Limitations and challenges

Complex pricing - Multi-layered cost structure (platform + STT + LLM + TTS + telephony) makes budgeting difficult
Developer-first - Requires programming skills, not suitable for teams without developers
Provider management - You must manage 4-5 separate providers with separate billing
Expensive HIPAA - $1,000/month for HIPAA compliance, while competitors include it in their pricing
Vendor lock-in - Despite BYO keys, orchestration logic is tied to the Vapi platform
Variable latency - ~700ms on average, but can increase depending on chosen providers

FAQ

Can I use my own AI models?

Yes, Vapi supports BYO (Bring Your Own) keys for all pipeline components. You can use any LLM, TTS, and STT. If your model is hosted with a supported provider, just provide your API key. For custom models hosted elsewhere, use the Custom LLM URL.

How much does a minute of conversation cost?
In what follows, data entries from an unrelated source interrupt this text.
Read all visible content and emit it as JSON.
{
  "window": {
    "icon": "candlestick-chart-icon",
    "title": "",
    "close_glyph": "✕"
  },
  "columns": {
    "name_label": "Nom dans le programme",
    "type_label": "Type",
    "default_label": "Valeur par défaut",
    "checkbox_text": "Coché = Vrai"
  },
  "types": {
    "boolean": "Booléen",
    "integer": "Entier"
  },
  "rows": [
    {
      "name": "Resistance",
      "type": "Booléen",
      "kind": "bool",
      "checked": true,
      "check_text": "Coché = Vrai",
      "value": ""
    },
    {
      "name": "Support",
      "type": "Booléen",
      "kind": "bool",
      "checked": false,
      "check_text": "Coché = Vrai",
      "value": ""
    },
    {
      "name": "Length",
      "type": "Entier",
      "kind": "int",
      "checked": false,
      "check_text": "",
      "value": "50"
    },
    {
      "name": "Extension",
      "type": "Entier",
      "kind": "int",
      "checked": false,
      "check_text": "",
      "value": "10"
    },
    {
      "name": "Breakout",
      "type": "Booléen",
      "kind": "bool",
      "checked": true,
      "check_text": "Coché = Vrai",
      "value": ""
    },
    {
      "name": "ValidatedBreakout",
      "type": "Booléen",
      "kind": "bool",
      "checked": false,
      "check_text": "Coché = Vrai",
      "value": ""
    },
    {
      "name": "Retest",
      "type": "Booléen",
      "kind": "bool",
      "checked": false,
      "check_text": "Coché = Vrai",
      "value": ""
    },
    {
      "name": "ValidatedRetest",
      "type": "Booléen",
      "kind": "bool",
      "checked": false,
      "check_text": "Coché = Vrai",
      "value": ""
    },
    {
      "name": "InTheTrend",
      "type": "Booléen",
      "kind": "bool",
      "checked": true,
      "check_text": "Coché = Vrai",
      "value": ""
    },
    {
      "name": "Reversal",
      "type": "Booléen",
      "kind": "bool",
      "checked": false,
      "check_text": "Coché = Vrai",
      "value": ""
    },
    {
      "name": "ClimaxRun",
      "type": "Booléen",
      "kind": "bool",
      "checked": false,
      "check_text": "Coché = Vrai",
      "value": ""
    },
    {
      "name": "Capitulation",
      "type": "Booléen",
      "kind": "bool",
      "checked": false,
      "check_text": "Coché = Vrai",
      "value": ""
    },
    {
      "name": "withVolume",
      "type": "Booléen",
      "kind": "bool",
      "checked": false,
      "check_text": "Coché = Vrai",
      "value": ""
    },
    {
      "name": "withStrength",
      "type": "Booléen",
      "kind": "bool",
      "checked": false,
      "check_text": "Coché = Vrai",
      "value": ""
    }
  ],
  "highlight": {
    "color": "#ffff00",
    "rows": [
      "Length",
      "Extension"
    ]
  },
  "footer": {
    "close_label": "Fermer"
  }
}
Vapi's base fee is $0.05/min, but the true cost is $0.13-$0.31/min after adding STT, LLM, TTS, and telephony costs. The exact amount depends on your chosen providers.

Does Vapi support Polish?

Yes, Vapi supports over 100 languages, including Polish. Quality depends on your chosen STT and TTS providers - Whisper (OpenAI) and ElevenLabs offer good support for Polish.

How quickly can I build my first agent?

Registration takes about 10 minutes. Configuring your first agent takes another 20-30 minutes. Within an hour, you can have a working voice agent that answers phones and holds natural conversations.

Is Vapi open source?

No, Vapi is a closed platform. Client SDKs (Web, Python) are available on GitHub, but the orchestration engine itself is proprietary. If you're looking for an open-source alternative, check out Vocode.

When should I choose Vapi over Retell AI or Bland AI?

Choose Vapi when you need maximum control over the voice pipeline, want to use custom models, are building a developer product, or need Flow Studio for visual conversation design. Retell is better for simpler deployments and healthcare, while Bland excels at large-scale outbound campaigns.

Summary

Vapi is the most powerful platform for building voice AI agents if you have a development team and need full control over every pipeline element. The modular BYO keys architecture, Flow Studio, tool calling, and support for 100+ languages mean you can build exactly the agent you need.

The main trade-offs are complex pricing (realistically $0.13-$0.31/min vs simpler competitor models) and the requirement for technical skills. For teams with developers building advanced voice solutions - Vapi is the industry standard.